The traditional marketing mix framework of product, price, place (distribution) and promotion has been in existence for more than 50 years. Virtually all undergraduate business and MBA programs discuss the interplay of these four marketing elements and how they relate to the success of any business. Despite the obvious importance of the second “p”—price —small business owners have a difficult time figuring out how much to charge for what they sell.
Many have absolutely no idea how much to charge.
Why is setting prices so difficult for small businesses?
Setting prices is difficult for any size business. But small businesses tend to have a harder time. This happens for several reasons.
Want to read more about pricing strategy? Check these out:
Small businesses have imperfect information
An important part of pricing correctly is having accurate information on competitors’ pricing and customer perceptions on value. Unless your business sells a commodity, there is a lack of transparency among competitor pricing. I recently met with a business owner preparing a bid to manage a high-end training event for over 1,000 attendees. Since this was the first time he had ever done an event of this scale, he had no idea what to charge nor was he aware of how his competitors priced similar projects. He also lacked a sense of how important the event was to the client—an important gauge of value perception.
Small businesses lack cost stability
Some costs can be predicted with certainty (like employee salaries), but others can’t be. The current political situation in the Middle East and North Africa has led to skyrocketing oil prices. Large companies can afford to hedge against these risks, but many small businesses lack the knowledge and budgets to do so. They attempt to set prices to take into account potential changes to their cost structure without the ability to predict what those changes will be. Chasing a moving target is never easy.
A lack of resources leads to “desperation discounts”
If you work for a company that generates $10 billion in sales and has $800 million in cash on its balance sheet, you can afford to say "no" to potential customers. A large company’s financial resources provide leverage at the time of price negotiation. Small businesses seldom have that luxury. As the end of the month rolls around and there may not be enough cash on hand to make payroll, desperation sets in and this transforms itself into deep discounts that offer little profits and set a dangerous precedent for future pricing.
Framework for setting the right price
When setting a price for your product or service, there are three considerations that should be taken into account.
- Value proposition to the customer
- Competitive pricing
- Production costs
Value-based selling offers the greatest opportunity for profit maximization. In general, small businesses tend to under-represent the value they add to a customer and, as such, under-price. Every effort should be made—including speaking to current and former employees—to ascertain how your offering is positioned in the mind of the buyer. Since no company operates in a vacuum, you must take into account the pricing offered by competitors.
There is a dynamic tension between these three areas of consideration. The most lucrative strategy is to target the value proposition to the customer. If your industry permits it, go for it. That is where you will see the highest margins, assuming the customer values what you have to sell. If they don’t, then you need to ensure that you at least cover your product costs to break even and stay within what competitors charge.
Other pricing considerations
In addition to this framework there are three additional variables to consider when establishing your pricing.

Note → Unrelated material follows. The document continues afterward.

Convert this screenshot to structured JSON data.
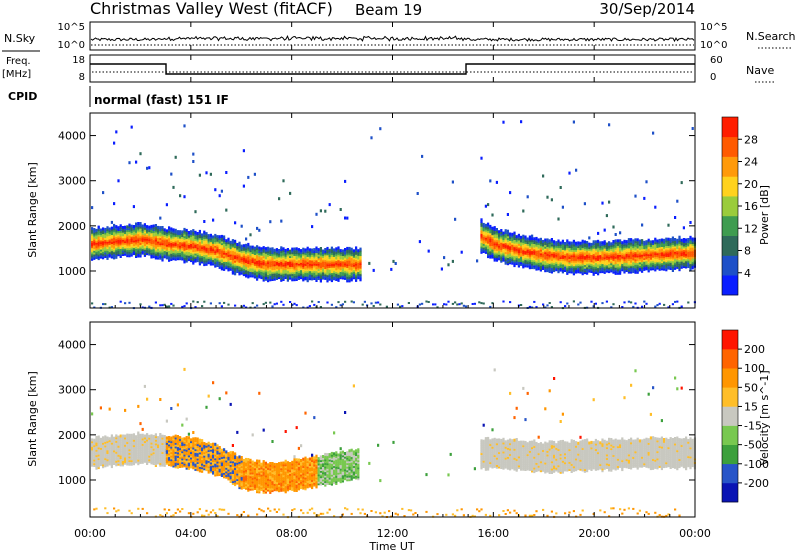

Importance of client brand
Winning over a well-known company or brand as a client can provide tremendous credibility to your business. The intangible value of this tacit seal of approval from an important company has tremendous value. In this type of scenario, it would be reasonable to accept a lower price (if you had to) in order to win the business.
I recently wrote about the economics of product distribution channels. If the channel you are using to sell offers cost savings versus other channels (or requires additional expenses), these should also be taken into consideration.
This refers to a pricing strategy where multiple products and services are offered for one price. The buyer doesn’t necessarily know the cost of each individual element; what’s priced is the bundle. If your company plans to offer bundled pricing for several products, it’s important to make sure that the bundled price of services is discounted enough to compel customers to buy the package, but high enough to make it worth your while selling. Many times companies provide too generous a discount with bundled pricing which does nothing more than erode your margins.